SORU: İslâm tarihinde faziletlerin kazanılması ve kurallı yaşama bakımından ahlâk kavramı nasıl değerlendirilmiştir?


CEVAP: İslâm tarihinde bu iki anlamı ile de ahlâk bahis mevzuu edilmiştir. Birinci manası ile önce sufilerin “zühd” adı verilen hayatında ameli bir şekilde “dile” gelmiş ve daha sonra da felsefi ahlâk içerisinde nazari olarak temellendirilmiştir. İkinci manası ile ahlâk, bir taraftan muhaddisler, diğer taraftan da fukahanın ilgi alanına girmiş; muhaddisler daha çok ayet ve hadisler üzerinden ahlâki hayatın kurallarını dile getirirken fukaha bununla ilgili sorunları özellikle fıkıh usulü eserlerinde ve kelam alimleri de kelam ve akaid kitaplarının muhtelif bölümlerinde nazari olarak ele almış ve ahlâki iyi ve kötünün semantik ve mantıki tahlilini yapmışlardır.

#33

SORU: H.z Peygamber’in hayatı örnek alındığında, faziletlerin kazanılması ve kurallı yaşama bakımından ahlâk kavramı nasıl değerlendirilebilir?


CEVAP: Her iki halde de ahlâk, Hz. Peygamber’de “en güzel örnek” bulunduğu ilkesine racidir. Birinci manası ile ahlâki yaklaşım, Hz. Peygamber’in görünen ve algılanan, zâhir fiillerinin anlamını ve bu anlamın dayandığı düzeni veya doğrudan anlamın düzenini tespit ederek, bu anlamlar üzerinden benzer durumlarda benzer bir şekilde davranmayı, benzer hallerde benzer fiilleri gerçekleştirmenin yöntemini araştırmışlardır. İkinci manası ile ahlâki yaklaşım ise, Hz. Peygamber’de zuhur eden fiillerin, onun derûnî halinin tabii bir neticesi olduğunu, benzer durumlarda benzer fiilleri gerçekleştirmenin, benzer bir hale sahip olmakla mümkün olacağını ifade eder.

#34

SORU: Dinin ahlâk ile irtibatının nasıl anlaşılıp, anlatılacağı, yani temellendirileceği hususunda hangi farklı tavırlar gelişmiştir?

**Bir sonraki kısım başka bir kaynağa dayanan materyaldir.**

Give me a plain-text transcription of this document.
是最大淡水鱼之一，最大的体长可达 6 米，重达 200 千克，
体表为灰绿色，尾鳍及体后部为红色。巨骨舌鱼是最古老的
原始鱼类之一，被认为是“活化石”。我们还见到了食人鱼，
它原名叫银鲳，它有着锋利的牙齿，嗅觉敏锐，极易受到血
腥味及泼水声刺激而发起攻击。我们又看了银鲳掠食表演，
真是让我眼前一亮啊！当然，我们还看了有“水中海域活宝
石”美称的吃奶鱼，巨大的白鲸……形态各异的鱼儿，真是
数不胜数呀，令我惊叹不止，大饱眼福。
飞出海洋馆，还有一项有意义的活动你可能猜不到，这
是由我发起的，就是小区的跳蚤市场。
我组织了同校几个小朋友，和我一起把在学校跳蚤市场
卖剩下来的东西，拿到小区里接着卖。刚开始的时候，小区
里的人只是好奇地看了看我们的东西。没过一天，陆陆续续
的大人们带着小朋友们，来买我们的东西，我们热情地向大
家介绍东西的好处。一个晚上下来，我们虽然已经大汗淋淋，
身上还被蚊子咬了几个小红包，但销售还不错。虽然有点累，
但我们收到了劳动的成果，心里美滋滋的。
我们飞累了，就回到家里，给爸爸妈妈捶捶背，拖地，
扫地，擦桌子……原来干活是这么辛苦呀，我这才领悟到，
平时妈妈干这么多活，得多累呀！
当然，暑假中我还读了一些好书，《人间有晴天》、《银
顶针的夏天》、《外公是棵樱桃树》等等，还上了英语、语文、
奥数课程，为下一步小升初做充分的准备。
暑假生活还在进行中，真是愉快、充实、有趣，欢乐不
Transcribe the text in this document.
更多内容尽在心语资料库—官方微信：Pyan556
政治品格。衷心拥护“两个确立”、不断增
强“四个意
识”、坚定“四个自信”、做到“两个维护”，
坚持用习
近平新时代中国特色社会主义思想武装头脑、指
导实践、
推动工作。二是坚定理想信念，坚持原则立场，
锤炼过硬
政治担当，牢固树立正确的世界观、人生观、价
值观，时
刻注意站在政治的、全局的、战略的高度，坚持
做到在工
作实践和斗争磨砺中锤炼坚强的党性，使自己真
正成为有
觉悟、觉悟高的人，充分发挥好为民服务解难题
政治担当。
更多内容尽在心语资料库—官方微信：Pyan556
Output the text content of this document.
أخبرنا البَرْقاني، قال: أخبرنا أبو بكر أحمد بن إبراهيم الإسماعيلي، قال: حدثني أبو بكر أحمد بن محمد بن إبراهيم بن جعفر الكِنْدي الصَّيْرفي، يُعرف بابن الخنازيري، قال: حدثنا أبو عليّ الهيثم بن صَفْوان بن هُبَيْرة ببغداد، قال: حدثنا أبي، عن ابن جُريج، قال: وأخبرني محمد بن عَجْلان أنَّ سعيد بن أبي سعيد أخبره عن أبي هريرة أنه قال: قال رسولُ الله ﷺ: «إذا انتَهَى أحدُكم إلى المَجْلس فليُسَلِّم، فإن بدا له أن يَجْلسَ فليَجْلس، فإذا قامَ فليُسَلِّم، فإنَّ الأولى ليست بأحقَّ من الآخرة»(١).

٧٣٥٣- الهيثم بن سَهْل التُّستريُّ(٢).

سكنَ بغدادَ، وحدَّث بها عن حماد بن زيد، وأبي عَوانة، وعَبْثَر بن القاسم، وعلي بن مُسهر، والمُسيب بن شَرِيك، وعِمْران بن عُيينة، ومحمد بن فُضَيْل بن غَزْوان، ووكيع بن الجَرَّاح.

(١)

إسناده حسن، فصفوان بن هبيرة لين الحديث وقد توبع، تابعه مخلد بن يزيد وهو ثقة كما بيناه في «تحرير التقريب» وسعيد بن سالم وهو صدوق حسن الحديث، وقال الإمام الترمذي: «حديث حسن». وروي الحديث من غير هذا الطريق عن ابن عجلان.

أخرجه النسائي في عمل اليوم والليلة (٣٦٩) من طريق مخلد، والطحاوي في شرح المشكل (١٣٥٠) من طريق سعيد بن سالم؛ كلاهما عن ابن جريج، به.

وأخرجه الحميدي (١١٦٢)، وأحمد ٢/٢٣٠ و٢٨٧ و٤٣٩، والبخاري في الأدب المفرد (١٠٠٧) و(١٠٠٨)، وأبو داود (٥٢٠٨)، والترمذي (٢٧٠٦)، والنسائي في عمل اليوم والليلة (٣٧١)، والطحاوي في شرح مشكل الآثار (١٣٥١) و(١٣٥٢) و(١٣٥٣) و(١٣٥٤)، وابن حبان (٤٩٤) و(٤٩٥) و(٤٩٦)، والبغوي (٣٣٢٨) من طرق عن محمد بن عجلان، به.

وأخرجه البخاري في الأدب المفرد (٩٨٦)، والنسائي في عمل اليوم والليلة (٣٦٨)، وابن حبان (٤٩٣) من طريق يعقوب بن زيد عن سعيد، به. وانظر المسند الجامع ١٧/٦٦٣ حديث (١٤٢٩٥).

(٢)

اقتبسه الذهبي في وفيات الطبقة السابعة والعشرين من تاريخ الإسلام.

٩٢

CEVAP: Bu cihetten iki ayrı ahlâk anlayışının, kendi içlerinde yine çeşitlilik arz ederek, çok sayıda ahlâk eserinin telifinde açığa çıksalar da, mevcut olduğu söylenebilir. 1. Faziletlerin kazanılması ve faziletli olma olarak ahlâk; 2. Kurallı yaşama ve kurallara uygun davranma olarak ahlâk.

#35

SORU: Toplumlarda temel ahlâki kabuller ana hatlarıyla nasıl şekillenir?


CEVAP: Hemen her toplumda iyi ve kötü fiiller birbirinden ayrılmıştır. Bu hususta toplumlar arasında farklar olsa da, önemli kurallarda bir müşterek bulunmaktadır. Mesela hiçbir toplum bir ilke olarak “yalan söylemek iyidir” gibi bir kuralı kabul etmez, edemez. Aynı şekilde “doğru söylemek kötüdür”, “insanların hakkını yemek, insanlara haksızlık etmek iyidir” veya “insanlara zarar vermek iyidir” gibi bir kuralı hiçbir toplumda bulamazsınız. Ve hemen her toplumda “doğru söylemek iyidir, yalan söylemek kötüdür”, “adil davranmak iyidir, zulmetmek kötüdür”, “insanlara faydalı olmak iyidir, zarar vermek kötüdür” gibi temel ahlâki doğruların genel kabul gördüğü söylenebilir.